(CN) – Ninety-eight mountain goats are starting over in the peaks of the Cascade Mountains in Washington state, after the government flew them there from the Olympic Peninsula, in an effort to eradicate the animals from an area where humans introduced them.
Seventeen died during the effort.
Though the two mountain ranges are a mere 70 miles apart, Mount Olympus is geographically isolated from the Cascades and the area’s separate evolutionary track did not include wild goats until they were introduced by a hunting group in the 1920s.
The Northern Cascade Mountains, meanwhile have always been home to goats, and their population there is struggling to recover from overhunting. An interagency effort ended its first of the first of three planned two-week relocation periods.
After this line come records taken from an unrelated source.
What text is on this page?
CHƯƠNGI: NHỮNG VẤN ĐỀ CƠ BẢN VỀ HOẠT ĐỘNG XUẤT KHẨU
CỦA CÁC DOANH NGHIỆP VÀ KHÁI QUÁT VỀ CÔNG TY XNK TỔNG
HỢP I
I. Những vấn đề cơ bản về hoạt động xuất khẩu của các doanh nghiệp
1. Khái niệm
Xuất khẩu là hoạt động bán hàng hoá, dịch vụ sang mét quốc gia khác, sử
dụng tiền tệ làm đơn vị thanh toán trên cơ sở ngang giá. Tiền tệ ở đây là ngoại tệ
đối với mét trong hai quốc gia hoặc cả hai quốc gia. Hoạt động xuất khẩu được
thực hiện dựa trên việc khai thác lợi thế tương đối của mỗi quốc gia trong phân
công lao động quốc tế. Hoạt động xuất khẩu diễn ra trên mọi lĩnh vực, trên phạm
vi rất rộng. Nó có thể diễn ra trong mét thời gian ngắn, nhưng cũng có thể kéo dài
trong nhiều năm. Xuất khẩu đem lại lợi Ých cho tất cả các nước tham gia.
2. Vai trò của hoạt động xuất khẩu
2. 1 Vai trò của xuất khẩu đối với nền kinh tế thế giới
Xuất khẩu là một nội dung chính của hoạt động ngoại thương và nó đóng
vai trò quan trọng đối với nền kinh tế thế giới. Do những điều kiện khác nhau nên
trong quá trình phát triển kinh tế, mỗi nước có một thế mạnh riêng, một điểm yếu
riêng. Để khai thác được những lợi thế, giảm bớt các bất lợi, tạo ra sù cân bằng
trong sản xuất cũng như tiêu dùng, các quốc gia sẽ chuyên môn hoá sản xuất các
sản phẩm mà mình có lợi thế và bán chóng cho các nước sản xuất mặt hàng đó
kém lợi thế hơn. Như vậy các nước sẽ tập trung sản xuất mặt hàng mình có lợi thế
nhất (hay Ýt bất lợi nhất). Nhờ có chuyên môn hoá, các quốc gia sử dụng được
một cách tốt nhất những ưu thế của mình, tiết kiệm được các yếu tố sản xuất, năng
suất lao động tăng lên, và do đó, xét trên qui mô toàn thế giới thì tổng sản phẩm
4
The government removed 115 goats out of an estimated 725 on the peninsula, according to a joint statement Wednesday from the National Park Service, the U.S. Forest Service and the Washington Department of Fish and Wildlife.
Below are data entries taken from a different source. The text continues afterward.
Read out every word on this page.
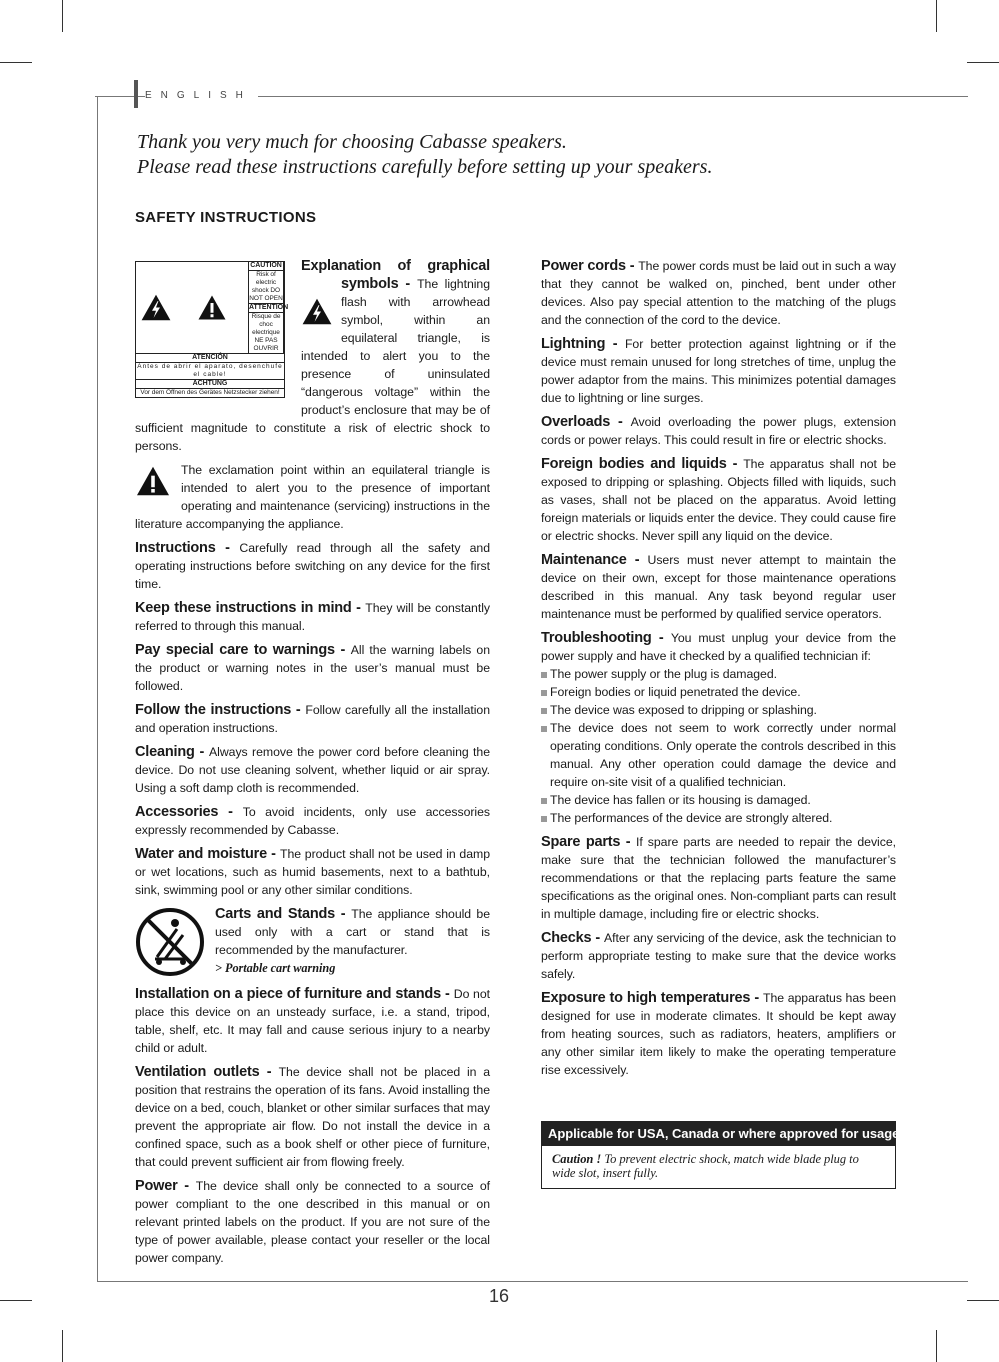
ENGLISH
Thank you very much for choosing Cabasse speakers.
Please read these instructions carefully before setting up your speakers.
SAFETY INSTRUCTIONS

CAUTION
Risk of electric shock DO NOT OPEN
ATTENTION
Risque de choc electrique NE PAS OUVRIR
ATENCIÓN
Antes de abrir el aparato, desenchufe el cable!
ACHTUNG
Vor dem Öffnen des Gerätes Netzstecker ziehen!
Explanation of graphical symbols -
The lightning flash with arrowhead symbol, within an equilateral triangle, is intended to alert you to the presence of uninsulated “dangerous voltage” within the product’s enclosure that may be of sufficient magnitude to constitute a risk of electric shock to persons.

The exclamation point within an equilateral triangle is intended to alert you to the presence of important operating and maintenance (servicing) instructions in the literature accompanying the appliance.

Instructions - Carefully read through all the safety and operating instructions before switching on any device for the first time.

Keep these instructions in mind - They will be constantly referred to through this manual.

Pay special care to warnings - All the warning labels on the product or warning notes in the user’s manual must be followed.

Follow the instructions - Follow carefully all the installation and operation instructions.

Cleaning - Always remove the power cord before cleaning the device. Do not use cleaning solvent, whether liquid or air spray. Using a soft damp cloth is recommended.

Accessories - To avoid incidents, only use accessories expressly recommended by Cabasse.

Water and moisture - The product shall not be used in damp or wet locations, such as humid basements, next to a bathtub, sink, swimming pool or any other similar conditions.

Carts and Stands - The appliance should be used only with a cart or stand that is recommended by the manufacturer.
> Portable cart warning

Installation on a piece of furniture and stands - Do not place this device on an unsteady surface, i.e. a stand, tripod, table, shelf, etc. It may fall and cause serious injury to a nearby child or adult.

Ventilation outlets - The device shall not be placed in a position that restrains the operation of its fans. Avoid installing the device on a bed, couch, blanket or other similar surfaces that may prevent the appropriate air flow. Do not install the device in a confined space, such as a book shelf or other piece of furniture, that could prevent sufficient air from flowing freely.

Power - The device shall only be connected to a source of power compliant to the one described in this manual or on relevant printed labels on the product. If you are not sure of the type of power available, please contact your reseller or the local power company.

Power cords - The power cords must be laid out in such a way that they cannot be walked on, pinched, bent under other devices. Also pay special attention to the matching of the plugs and the connection of the cord to the device.

Lightning - For better protection against lightning or if the device must remain unused for long stretches of time, unplug the power adaptor from the mains. This minimizes potential damages due to lightning or line surges.

Overloads - Avoid overloading the power plugs, extension cords or power relays. This could result in fire or electric shocks.

Foreign bodies and liquids - The apparatus shall not be exposed to dripping or splashing. Objects filled with liquids, such as vases, shall not be placed on the apparatus. Avoid letting foreign materials or liquids enter the device. They could cause fire or electric shocks. Never spill any liquid on the device.

Maintenance - Users must never attempt to maintain the device on their own, except for those maintenance operations described in this manual. Any task beyond regular user maintenance must be performed by qualified service operators.

Troubleshooting - You must unplug your device from the power supply and have it checked by a qualified technician if:
The power supply or the plug is damaged.
Foreign bodies or liquid penetrated the device.
The device was exposed to dripping or splashing.
The device does not seem to work correctly under normal operating conditions. Only operate the controls described in this manual. Any other operation could damage the device and require on-site visit of a qualified technician.
The device has fallen or its housing is damaged.
The performances of the device are strongly altered.

Spare parts - If spare parts are needed to repair the device, make sure that the technician followed the manufacturer’s recommendations or that the replacing parts feature the same specifications as the original ones. Non-compliant parts can result in multiple damage, including fire or electric shocks.

Checks - After any servicing of the device, ask the technician to perform appropriate testing to make sure that the device works safely.

Exposure to high temperatures - The apparatus has been designed for use in moderate climates. It should be kept away from heating sources, such as radiators, heaters, amplifiers or any other similar item likely to make the operating temperature rise excessively.

Applicable for USA, Canada or where approved for usage
Caution ! To prevent electric shock, match wide blade plug to wide slot, insert fully.
16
Of those removed, 98 made it safely to release sites atop the Northern Cascades.
Six mountain goat kids were captured without their mothers, and were placed instead in a sanctuary at Northwest Trek Wildlife Park. Six adults died during capture, two died during transport and three were euthanized “because they were unfit for translocation,” according to the statement.
The northwestern corner of the United States, the Olympic Peninsula is isolated on three sides from the rest of Washington state. The bays and inlets of the Salish Sea enclose the peninsula on the north and east, while the western peaks of Mount Olympus plummet down toward the Pacific Ocean. To the south lie low-elevation forests – a no-go zone for alpine species that might otherwise travel between the two mountain ranges.
Thousands of years of isolation have created a unique alpine habitat with plants and animals that live nowhere else. At least 33 rare plants that grow nowhere else live in the alpine meadows of Olympic National Park, where goats forage in the summer, according to the environmental impact statement prepared by the National Park Service for the mountain goat removal project. Four of those are heavily grazed by goats, including Cotton’s milkvetch, which is globally imperiled, and the adorably named featherleaf kittentails, which is designated as threatened by the state.
But mountain goats were not part of that evolution. Common in the Cascades until overhunting severely depressed their numbers, 12 goats were introduced on Mount Olympus by hunters who traded them with hunting groups in Alaska and Canada for several locally abundant Rocky Mountain Elk. The population grew to nearly 1,000 in the 1980s, when the government last tried to cull its numbers.
At that time, the goats’ behavior had caused vast disturbance in the areas they colonized. Not only do goats trample and gobble up rare alpine plants, they also wallow in the dirt to cool off, causing bald spots in the delicate meadows that let invasive plants get a foothold.
The government moved some of them to the Cascades then, and shot others. It reduced the population to “between zero and two” goats, and those that remained again proliferated. Today, wildlife biologists estimate that there are upwards of 725 mountain goats in Olympic Park and the surrounding area.